The colleagues from Asia were warning them of the problems that the pandemic could bring about, but it seemed impossible that the whole sector could fall apart. When it did, it collapsed in only a few days. All tours were cancelled.
For the rest of the year, Smrkic, as well as many other tour guides in Croatia, were out of a job. The Croatian government introduced measures to support job preservation, but still many employees were forced to leave the tourism sector.
In 2020, the COVID-19 related travel restrictions hit Croatia’s tourism sector very hard. The country logged a mere 7 million tourist arrivals in the year, 64.2 percent less than in 2019. Its gross domestic product (GDP) contracted by 8.4 percent, which was one of the largest in the European Union (EU).

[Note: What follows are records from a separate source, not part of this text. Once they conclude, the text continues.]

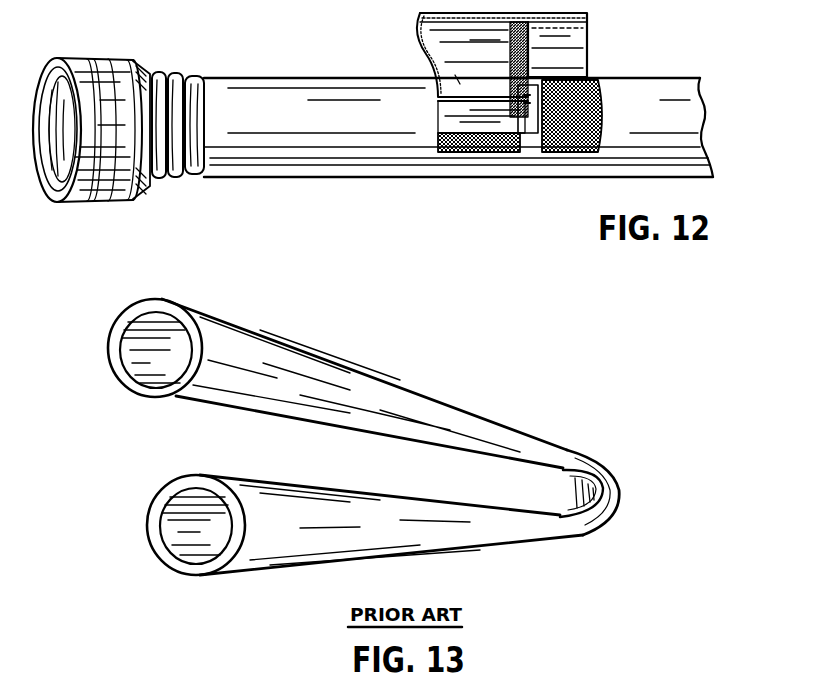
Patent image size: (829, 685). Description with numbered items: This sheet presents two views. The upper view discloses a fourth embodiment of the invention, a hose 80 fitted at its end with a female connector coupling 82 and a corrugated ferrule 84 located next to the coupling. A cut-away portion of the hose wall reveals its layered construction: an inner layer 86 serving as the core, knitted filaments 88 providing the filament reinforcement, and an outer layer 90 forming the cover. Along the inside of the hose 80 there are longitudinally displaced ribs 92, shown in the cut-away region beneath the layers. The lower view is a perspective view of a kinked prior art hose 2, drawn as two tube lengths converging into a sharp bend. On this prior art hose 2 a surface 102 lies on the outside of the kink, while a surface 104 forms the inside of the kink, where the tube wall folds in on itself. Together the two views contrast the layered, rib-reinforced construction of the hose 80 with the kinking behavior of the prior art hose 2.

In FIG. 12, the hose 80 is at (286, 66).
In FIG. 12, the female connector coupling 82 is at (72, 201).
In FIG. 12, the corrugated ferrule 84 is at (180, 73).
In FIG. 12, the inner layer 86 is at (437, 99).
In FIG. 12, the knitted filaments 88 is at (600, 78).
In FIG. 12, the outer layer 90 is at (573, 36).
In FIG. 12, the longitudinally displaced ribs 92 is at (478, 153).
In FIG. 13, the prior art hose 2 is at (460, 384).
In FIG. 13, the surface outside the kink 102 is at (618, 487).
In FIG. 13, the surface forming the inside of the kink 104 is at (583, 533).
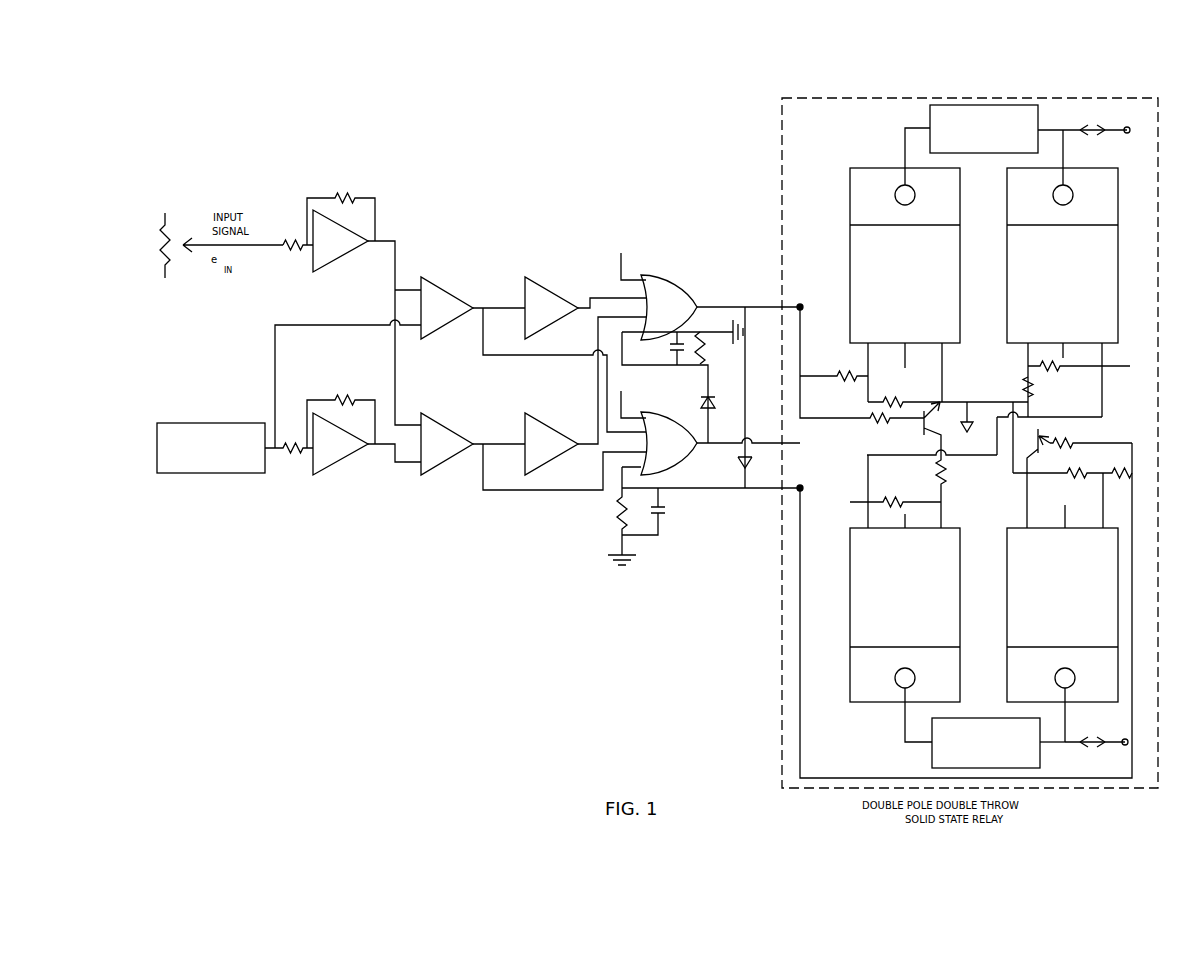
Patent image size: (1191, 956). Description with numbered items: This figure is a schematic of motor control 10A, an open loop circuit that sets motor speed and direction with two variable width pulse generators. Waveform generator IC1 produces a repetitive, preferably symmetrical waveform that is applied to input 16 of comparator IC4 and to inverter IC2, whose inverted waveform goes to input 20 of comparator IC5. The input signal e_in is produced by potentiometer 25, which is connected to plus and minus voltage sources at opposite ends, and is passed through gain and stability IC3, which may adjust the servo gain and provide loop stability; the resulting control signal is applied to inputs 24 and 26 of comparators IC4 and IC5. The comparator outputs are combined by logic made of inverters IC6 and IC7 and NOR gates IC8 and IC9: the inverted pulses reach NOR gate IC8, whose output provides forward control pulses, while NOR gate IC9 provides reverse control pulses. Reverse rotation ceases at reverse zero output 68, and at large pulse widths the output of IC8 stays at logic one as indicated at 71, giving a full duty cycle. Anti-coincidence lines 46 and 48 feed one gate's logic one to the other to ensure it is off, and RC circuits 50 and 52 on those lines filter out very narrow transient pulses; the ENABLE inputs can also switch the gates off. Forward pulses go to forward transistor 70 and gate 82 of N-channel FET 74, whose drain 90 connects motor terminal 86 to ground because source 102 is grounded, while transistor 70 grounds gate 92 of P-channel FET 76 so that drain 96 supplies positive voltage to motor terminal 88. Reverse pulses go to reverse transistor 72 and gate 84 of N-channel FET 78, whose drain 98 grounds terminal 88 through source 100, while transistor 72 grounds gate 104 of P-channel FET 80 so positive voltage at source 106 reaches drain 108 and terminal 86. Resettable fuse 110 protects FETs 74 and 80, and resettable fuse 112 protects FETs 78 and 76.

The motor control 10A is at (209, 122).
The potentiometer 25 is at (175, 233).
The waveform generator IC1 is at (183, 423).
The inverter IC2 is at (330, 473).
The gain and stability IC IC3 is at (320, 225).
The comparator IC4 is at (436, 292).
The comparator IC5 is at (436, 428).
The inverter IC6 is at (537, 276).
The inverter IC7 is at (537, 412).
The NOR gate IC8 is at (681, 283).
The NOR gate IC9 is at (681, 467).
The input of comparator IC4 24 is at (408, 290).
The input of comparator IC4 16 is at (408, 325).
The input of comparator IC5 26 is at (408, 428).
The input of comparator IC5 20 is at (408, 465).
The anti-coincidence line 46 is at (790, 400).
The anti-coincidence line 48 is at (712, 383).
The RC circuit 50 is at (712, 313).
The RC circuit 52 is at (671, 551).
The reverse zero output 68 is at (803, 487).
The forward transistor 70 is at (920, 424).
The output of NOR gate IC8 at logic one 71 is at (803, 302).
The reverse transistor 72 is at (1042, 432).
The N-channel FET 74 is at (867, 270).
The P-channel FET 76 is at (865, 585).
The N-channel FET 78 is at (1020, 585).
The P-channel FET 80 is at (1017, 270).
The gate of N-channel FET 74 82 is at (865, 360).
The gate of N-channel FET 78 84 is at (1100, 512).
The motor terminal 86 is at (1126, 127).
The motor terminal 88 is at (1123, 748).
The drain of N-channel FET 74 90 is at (860, 177).
The gate of P-channel FET 76 92 is at (942, 512).
The drain of P-channel FET 76 96 is at (865, 685).
The drain of N-channel FET 78 98 is at (1018, 680).
The source of N-channel FET 78 100 is at (1025, 510).
The source of N-channel FET 74 102 is at (942, 380).
The gate of P-channel FET 80 104 is at (1025, 358).
The source of P-channel FET 80 106 is at (1093, 360).
The drain of P-channel FET 80 108 is at (1017, 202).
The resettable fuse 110 is at (930, 125).
The resettable fuse 112 is at (948, 758).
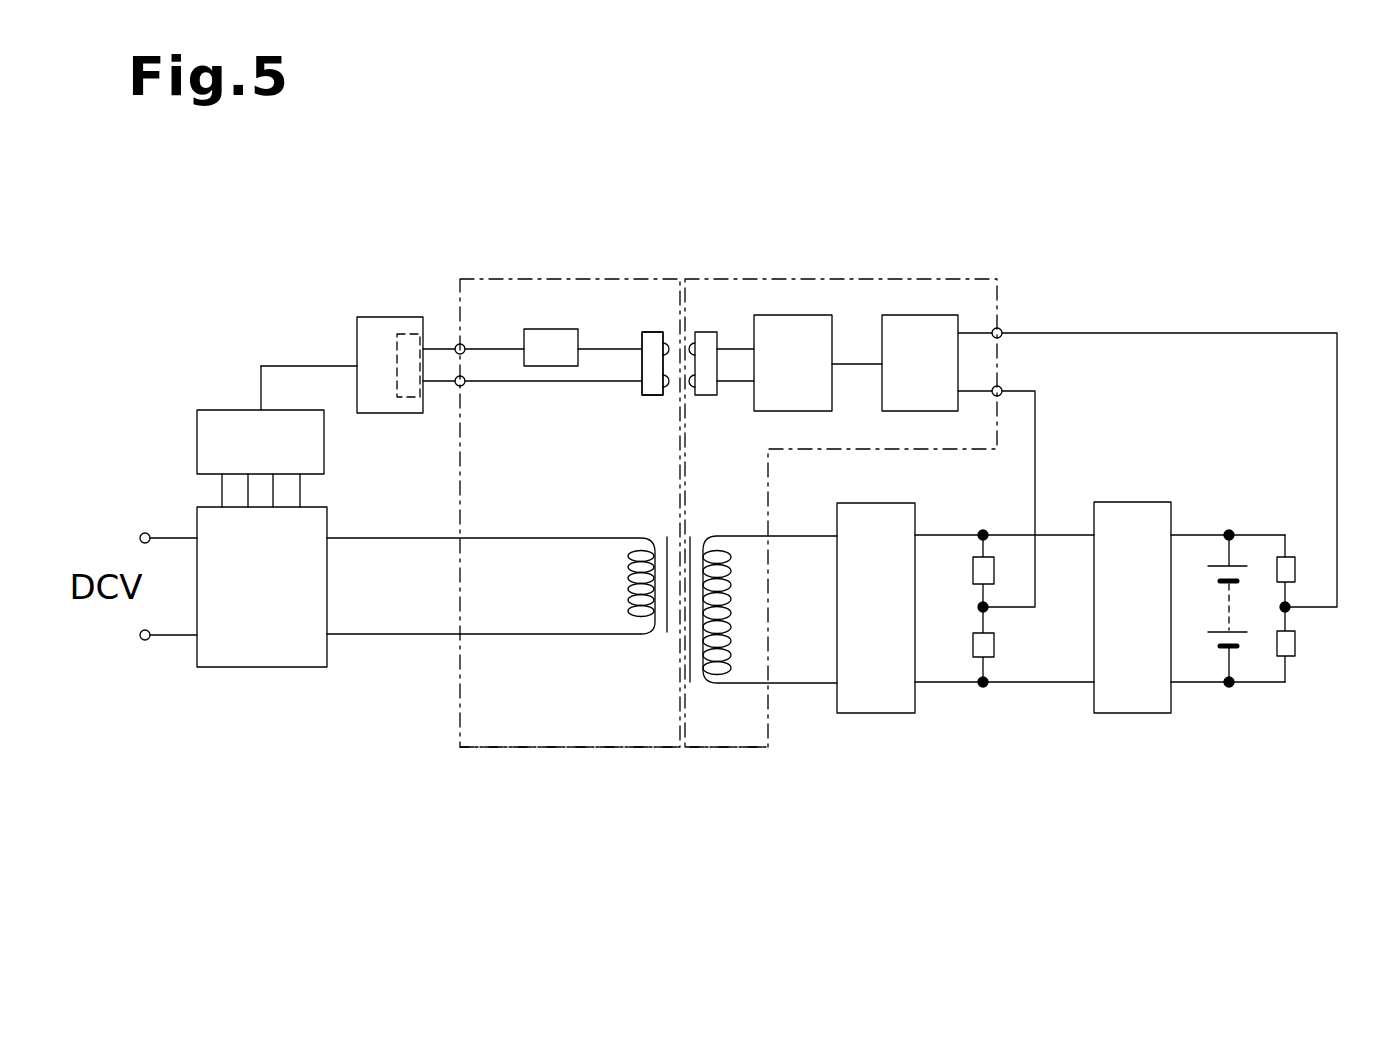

According to the Croatian National Bank, tourism revenues in July, August and September last year amounted to 6.8 billion euros ($7.7 billion), an astounding 100 percent growth compared to the same period in 2020.
The Ministry of Tourism and Sports in Croatia said this week that Croatia generated the best tourism results in the Mediterranean with 13.8 million arrivals and 84.1 million overnight stays in 2021. Compared to 2020, this was an increase of 77 percent and 55 percent, respectively.
The Croatian National Tourist Board told that this is the result of the dedicated and quality work of all tourism workers who, through their unified effort, quick reactions and coordinated action, have ensured the status of a high-quality, safe and well-prepared destination for their country.
According to the board, Croatia has been promoting the image of a safe country where the pandemic is under control. The main slogan of the board is “Stay Safe in Croatia” – and not without reason. As soon as vaccines became available, people working in the tourism sector were among the first to receive the shot.
Moreover, the government offered free COVID-19 tests to all foreigners staying in Croatia. The clear border crossing protocols with minimal restrictions made Croatia even more accessible and attractive.